I think they're just being "normal kids". It's the "good quiet kids" I worry about.

Here's my point - and, I do have one, in case you were wondering: I think there's a place in all of us which knows - or desperately fears - that we are, to the rest of society, 'losers'.  We all harbor this abiding sense that we are "nerds" or "misfits" or "queers" who otherwise don't fit in with the "cool kids" and will never - ever - get invited to sit with them at "their" table in the cafeteria.

I think even the "cool kids" set themselves apart from the rest because they are desperately afraid that we might discover that they are just like the rest of us. One of them even plays tunes on her nose and another can contort his fingers and toes and writs into weird positions.

That's not to excuse the horrific and horrendous acts that happened last week in Boston. It is, however, to try and wrap my brain around the central theological question of that tragedy: Why do seemingly good people commit acts of evil?

Obviously, I don't have my brain wrapped completely around the answer.  I don't know that I ever will, actually. People have been chasing the answer to that question for centuries.

Me? I paint my toes blue.  I take comfort that I'm not the only person in the world with her toes painted blue. My good friend in Boston does, as well.

There's an odd sort of comfort in being a little weird - okay, maybe even more than a little weird. You might even say, "Queer".  "Frivolous" is okay, too.

But, I'm not the only one.

Which may just make all the difference in keeping those of us who try to be "good people" on this side of the line of wherever it is we call "sanity" in a world whose geographical lines of madness seem to grow more and more blurry.

I just follow my blue toes.

Which, interestingly enough, usually lead me to Jesus. Who, I'm thinking, would have let Mary Magdalene paint his toes blue in his day. Oh, yes he would. In honor of his mother.

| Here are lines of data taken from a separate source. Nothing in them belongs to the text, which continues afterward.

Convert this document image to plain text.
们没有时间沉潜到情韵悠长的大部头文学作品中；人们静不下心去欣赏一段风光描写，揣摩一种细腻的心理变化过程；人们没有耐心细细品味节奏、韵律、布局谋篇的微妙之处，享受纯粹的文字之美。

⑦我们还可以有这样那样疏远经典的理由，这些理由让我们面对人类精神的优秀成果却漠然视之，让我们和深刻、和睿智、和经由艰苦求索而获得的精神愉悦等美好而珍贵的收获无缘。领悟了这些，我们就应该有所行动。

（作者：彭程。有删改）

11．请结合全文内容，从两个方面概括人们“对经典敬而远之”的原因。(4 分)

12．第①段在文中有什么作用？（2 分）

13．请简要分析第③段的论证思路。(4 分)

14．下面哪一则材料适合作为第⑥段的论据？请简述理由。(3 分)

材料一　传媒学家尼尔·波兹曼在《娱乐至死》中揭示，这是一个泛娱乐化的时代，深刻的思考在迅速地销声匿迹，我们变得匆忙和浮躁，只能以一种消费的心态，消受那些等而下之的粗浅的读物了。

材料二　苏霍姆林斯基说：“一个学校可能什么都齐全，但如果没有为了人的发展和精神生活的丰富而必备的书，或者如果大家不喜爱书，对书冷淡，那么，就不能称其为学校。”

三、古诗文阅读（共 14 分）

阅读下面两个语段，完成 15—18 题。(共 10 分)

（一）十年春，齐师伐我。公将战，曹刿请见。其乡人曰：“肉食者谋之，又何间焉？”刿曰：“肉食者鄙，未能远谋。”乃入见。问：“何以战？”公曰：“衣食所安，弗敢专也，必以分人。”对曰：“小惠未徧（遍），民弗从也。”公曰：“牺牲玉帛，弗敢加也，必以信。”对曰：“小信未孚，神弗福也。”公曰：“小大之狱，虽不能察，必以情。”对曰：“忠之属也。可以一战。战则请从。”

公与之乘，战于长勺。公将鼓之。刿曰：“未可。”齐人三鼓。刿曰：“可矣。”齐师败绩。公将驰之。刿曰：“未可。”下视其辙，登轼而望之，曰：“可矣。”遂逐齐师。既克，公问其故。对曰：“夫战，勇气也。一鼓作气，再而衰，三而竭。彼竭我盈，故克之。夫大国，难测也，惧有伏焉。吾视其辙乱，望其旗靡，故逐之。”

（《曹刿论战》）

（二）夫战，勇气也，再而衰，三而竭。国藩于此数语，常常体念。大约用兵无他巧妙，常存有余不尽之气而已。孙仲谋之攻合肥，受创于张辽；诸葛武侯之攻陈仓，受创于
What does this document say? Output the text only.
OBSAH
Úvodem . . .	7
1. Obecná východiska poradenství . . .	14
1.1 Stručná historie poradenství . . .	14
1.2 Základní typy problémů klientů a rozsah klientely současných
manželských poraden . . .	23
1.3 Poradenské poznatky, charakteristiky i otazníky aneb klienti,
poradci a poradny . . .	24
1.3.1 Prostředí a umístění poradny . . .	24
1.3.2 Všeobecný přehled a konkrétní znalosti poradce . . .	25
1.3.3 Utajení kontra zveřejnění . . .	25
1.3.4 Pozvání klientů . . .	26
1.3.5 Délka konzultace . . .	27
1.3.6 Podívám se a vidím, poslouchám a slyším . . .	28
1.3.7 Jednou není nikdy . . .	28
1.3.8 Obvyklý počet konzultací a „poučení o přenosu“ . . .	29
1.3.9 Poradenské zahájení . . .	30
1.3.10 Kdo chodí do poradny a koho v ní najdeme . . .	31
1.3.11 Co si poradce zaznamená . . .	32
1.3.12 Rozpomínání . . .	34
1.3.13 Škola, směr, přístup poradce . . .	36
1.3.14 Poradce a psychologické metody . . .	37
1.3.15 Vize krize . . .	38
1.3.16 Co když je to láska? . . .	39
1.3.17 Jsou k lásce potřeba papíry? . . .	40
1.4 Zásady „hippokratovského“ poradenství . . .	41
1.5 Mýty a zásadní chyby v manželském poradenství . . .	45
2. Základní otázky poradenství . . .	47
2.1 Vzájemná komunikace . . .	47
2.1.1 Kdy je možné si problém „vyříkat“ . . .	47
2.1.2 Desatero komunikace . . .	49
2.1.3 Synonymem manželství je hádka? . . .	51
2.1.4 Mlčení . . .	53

If you think that's weird, there's a seat waiting for you in the cafeteria where the "cool kids" sit.

Enjoy the illusion. 

2 comments:

  1. Interesting observations. These things do defy easy explanations and it just may be that there is no one explanation. Look at the complexity of the human mind, 3 pounds of biological mush, that operates on the electro-chemistry of ion exchanges and is subject to a host of squirts of this neurotransmitter and that hormone. It is amazing to me that we have any useful brain function. One brain researcher likened our brains to an 8 track tape player with iPod mounted on top of it and somehow both parts play music that we understand...most of the time.

    Certainly a part of it has to be the readily available supplies and instructions. Very frightening.